Finale Zusage erst Anfang Januar

Die finale Zusage erfolgte erst in der ersten Januarwoche, seitdem laufen die Planungen auf Hochtouren und die Aufregung steigt immer weiter. „So ganz glauben kann ich das noch nicht, es ging jetzt doch sehr schnell“, ist die gebürtige Wetteranerin noch immer überglücklich über die Zusage, muss sich aber nun erst einmal mit der Bürokratie auseinandersetzen: „Das Visum habe ich per Eilantrag beantragt, damit es noch rechtzeitig klappt.“ Ob es auch bewilligt wird, erfährt sie aber erst am Donnerstag, wenn sie beim Konsulat in Berlin vorspricht. „Ich bin einfach mal optimistisch, meine Coaches haben mir Mut gemacht, dass das schon klappen wird.“

Wenn nichts dazwischen kommt, kann Lena Müller ab Mitte Februar mit ihrem neuen Team trainieren, bevor Anfang April die Saison startet. „Es fühlt sich einfach richtig an. In Seattle läuft alles sehr professionell ab, das gibt mir ein gutes Gefühl“, freut sich Müller auf das Abenteuer. Anders als in South Carolina wird sie nun nicht in ein international gemischtes Team kommen – im Gegenteil. Die Majestics verpflichten pro Saison nur eine ausländische Spielerin, in diesem Jahr Lena Müller. Eine Tatsache, die sie besonders stolz macht.

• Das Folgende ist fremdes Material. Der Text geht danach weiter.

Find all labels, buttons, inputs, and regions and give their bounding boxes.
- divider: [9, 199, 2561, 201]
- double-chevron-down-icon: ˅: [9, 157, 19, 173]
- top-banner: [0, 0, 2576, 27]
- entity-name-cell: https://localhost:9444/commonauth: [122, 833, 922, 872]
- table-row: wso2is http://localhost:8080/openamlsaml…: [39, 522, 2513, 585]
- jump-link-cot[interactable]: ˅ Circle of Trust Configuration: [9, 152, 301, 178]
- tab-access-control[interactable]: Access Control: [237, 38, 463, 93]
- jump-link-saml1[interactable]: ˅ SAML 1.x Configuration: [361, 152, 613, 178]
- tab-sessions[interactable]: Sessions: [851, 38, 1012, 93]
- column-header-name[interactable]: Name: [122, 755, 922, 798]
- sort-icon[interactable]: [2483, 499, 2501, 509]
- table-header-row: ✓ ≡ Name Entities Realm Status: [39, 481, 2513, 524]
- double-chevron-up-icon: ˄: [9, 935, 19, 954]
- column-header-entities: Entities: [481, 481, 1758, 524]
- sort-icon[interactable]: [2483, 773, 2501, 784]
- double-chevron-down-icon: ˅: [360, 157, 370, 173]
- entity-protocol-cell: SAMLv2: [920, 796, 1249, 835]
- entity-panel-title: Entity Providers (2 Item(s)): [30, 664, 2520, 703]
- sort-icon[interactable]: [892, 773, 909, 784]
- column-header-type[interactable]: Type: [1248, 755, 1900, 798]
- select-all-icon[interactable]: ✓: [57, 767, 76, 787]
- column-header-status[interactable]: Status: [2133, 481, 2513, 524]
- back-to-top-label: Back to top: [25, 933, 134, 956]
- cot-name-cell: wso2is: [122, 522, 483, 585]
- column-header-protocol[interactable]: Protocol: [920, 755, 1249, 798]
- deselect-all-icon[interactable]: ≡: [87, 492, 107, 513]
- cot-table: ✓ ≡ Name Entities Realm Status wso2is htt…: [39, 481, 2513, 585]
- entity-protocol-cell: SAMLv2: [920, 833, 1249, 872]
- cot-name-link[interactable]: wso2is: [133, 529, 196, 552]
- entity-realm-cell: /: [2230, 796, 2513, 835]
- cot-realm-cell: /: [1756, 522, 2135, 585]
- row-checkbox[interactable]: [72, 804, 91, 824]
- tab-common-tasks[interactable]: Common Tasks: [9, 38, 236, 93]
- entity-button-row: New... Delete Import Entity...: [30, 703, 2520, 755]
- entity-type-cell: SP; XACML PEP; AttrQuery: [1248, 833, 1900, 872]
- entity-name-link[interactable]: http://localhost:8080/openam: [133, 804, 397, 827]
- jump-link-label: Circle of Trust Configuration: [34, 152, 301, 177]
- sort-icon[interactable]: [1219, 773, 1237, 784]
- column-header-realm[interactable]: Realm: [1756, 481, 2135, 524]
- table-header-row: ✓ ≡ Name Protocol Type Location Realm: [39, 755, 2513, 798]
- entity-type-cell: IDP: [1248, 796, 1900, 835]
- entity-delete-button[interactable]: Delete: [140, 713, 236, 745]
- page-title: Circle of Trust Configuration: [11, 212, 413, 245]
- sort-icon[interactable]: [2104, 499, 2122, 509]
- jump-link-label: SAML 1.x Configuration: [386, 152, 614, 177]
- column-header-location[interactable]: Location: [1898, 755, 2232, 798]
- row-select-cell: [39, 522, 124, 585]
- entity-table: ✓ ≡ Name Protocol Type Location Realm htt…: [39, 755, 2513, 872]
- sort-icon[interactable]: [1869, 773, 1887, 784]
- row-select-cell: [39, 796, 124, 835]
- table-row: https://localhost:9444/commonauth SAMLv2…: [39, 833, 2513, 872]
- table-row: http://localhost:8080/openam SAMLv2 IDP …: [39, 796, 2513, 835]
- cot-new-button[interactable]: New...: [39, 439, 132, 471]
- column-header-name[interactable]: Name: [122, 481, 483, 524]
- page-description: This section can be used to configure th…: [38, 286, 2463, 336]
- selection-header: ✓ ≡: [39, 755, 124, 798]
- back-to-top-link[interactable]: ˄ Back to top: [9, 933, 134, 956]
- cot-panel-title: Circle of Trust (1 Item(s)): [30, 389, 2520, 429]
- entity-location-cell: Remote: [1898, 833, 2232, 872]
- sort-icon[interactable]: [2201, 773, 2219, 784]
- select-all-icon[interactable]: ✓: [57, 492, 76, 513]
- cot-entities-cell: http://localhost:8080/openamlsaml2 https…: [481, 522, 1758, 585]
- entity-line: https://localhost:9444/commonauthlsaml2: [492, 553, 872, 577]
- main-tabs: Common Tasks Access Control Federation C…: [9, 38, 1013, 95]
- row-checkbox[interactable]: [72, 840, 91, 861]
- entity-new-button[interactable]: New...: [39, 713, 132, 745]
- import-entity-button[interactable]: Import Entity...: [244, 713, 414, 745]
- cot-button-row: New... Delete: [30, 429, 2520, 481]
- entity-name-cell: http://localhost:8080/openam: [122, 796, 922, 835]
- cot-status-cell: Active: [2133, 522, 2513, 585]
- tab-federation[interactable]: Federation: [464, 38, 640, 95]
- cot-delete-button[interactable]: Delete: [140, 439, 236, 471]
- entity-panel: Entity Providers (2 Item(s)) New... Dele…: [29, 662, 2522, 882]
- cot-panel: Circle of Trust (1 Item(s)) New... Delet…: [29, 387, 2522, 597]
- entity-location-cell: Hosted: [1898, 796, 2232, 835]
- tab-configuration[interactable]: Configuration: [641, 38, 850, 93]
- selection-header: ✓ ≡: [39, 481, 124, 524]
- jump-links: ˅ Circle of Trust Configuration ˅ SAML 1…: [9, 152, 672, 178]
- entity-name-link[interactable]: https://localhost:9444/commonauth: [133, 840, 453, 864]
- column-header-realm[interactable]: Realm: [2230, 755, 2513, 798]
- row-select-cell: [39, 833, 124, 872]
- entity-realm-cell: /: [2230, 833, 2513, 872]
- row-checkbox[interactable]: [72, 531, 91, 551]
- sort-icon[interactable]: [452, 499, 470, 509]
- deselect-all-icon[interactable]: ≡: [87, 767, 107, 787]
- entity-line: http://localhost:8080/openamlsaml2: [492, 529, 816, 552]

Das erste Mal alleine von Zuhause weg

Es wird aber auch das erste Mal für die 29-Jährige sein, dass sie alleine von Zuhause weg ist. Ein schwieriger Schritt. „Ich bin schon sehr verwurzelt und werde meine Familie auch sehr vermissen. Das versuche ich aber aktuell auch noch von mir wegzuschieben.“

Denn momentan überwiegt die große Vorfreude. Erst 2017 wurde Lena Müller durch einen Bericht in der Westfalenpost auf den Football in Hagen aufmerksam, die Sauerland Mustangs suchten damals Verstärkung für ihre Damen-Mannschaft. Es war der Beginn einer Leidenschaft. Wenige Jahre später war Lena Müller als Coach für die Hagener Damen zuständig und spielte parallel für die Assassins (Spielgemeinschaft aus Wuppertal und Solingen). Ihr Team wird sie auch vermissen, „aber die haben schon gesagt, dass sie gemeinsam meine Spiele schauen werden“, freut sich die 29-Jährige über den Support.

In den USA sieht sie die Möglichkeit, ihr Können noch einmal „auf ein ganz neues Level zu heben: Ich möchte mich sportlich weiterentwickeln.“ Denn in Deutschland ist die gebürtige Wetteranerin langsam aber sicher an einer Grenze angekommen: „Ich bin so kräftig und so gut auf meiner Position, dass ich in Deutschland keine Gegner mehr finde. Deshalb ist das nun der nächste Schritt.“

Keine Angst vor Körperkontakt: Lena Müller (Zweite von links) scheut beim Football keine Berührung.
Keine Angst vor Körperkontakt: Lena Müller (Zweite von links) scheut beim Football keine Berührung. © WP | Dagmar Müller

Gebrochene Finger sind kein Hindernis

Und in den USA wird der Football noch einmal ganz anders gelebt, als in Deutschland, darüber ist sich auch Müller bewusst: „Die sind dort alle mit dem Sport aufgewachsen.“ Und auch die Zuschauerzahlen sind deutlich höher, auch bei den Frauenspielen. Aber Angst macht das der O-Linerin nicht: „So schnell bekommt man mich nicht vom Feld. Ich habe auch schon mit gebrochenen Fingern und einer gebrochenen Hand gespielt.“

Denn sie betreibt ihren Sport mit Leib und Seele. Auch, weil sie weiß, wie viel Arbeit, Zeit und Training sie seit zwei Jahren hineinsteckt. All das könnte sich nun endlich auszahlen. Und vielleicht steht sogar noch ein zweites Highlight in diesem Jahr an: „Es gibt Gerüchte, dass eine Frauen-Nationalmannschaft gegründet werden soll. Da wäre ich natürlich sehr gerne dabei“, späht Lena Müller schon auf das nächste Highlight. Erst einmal geht es aber für sie nach Seattle – ein Traum wird wahr.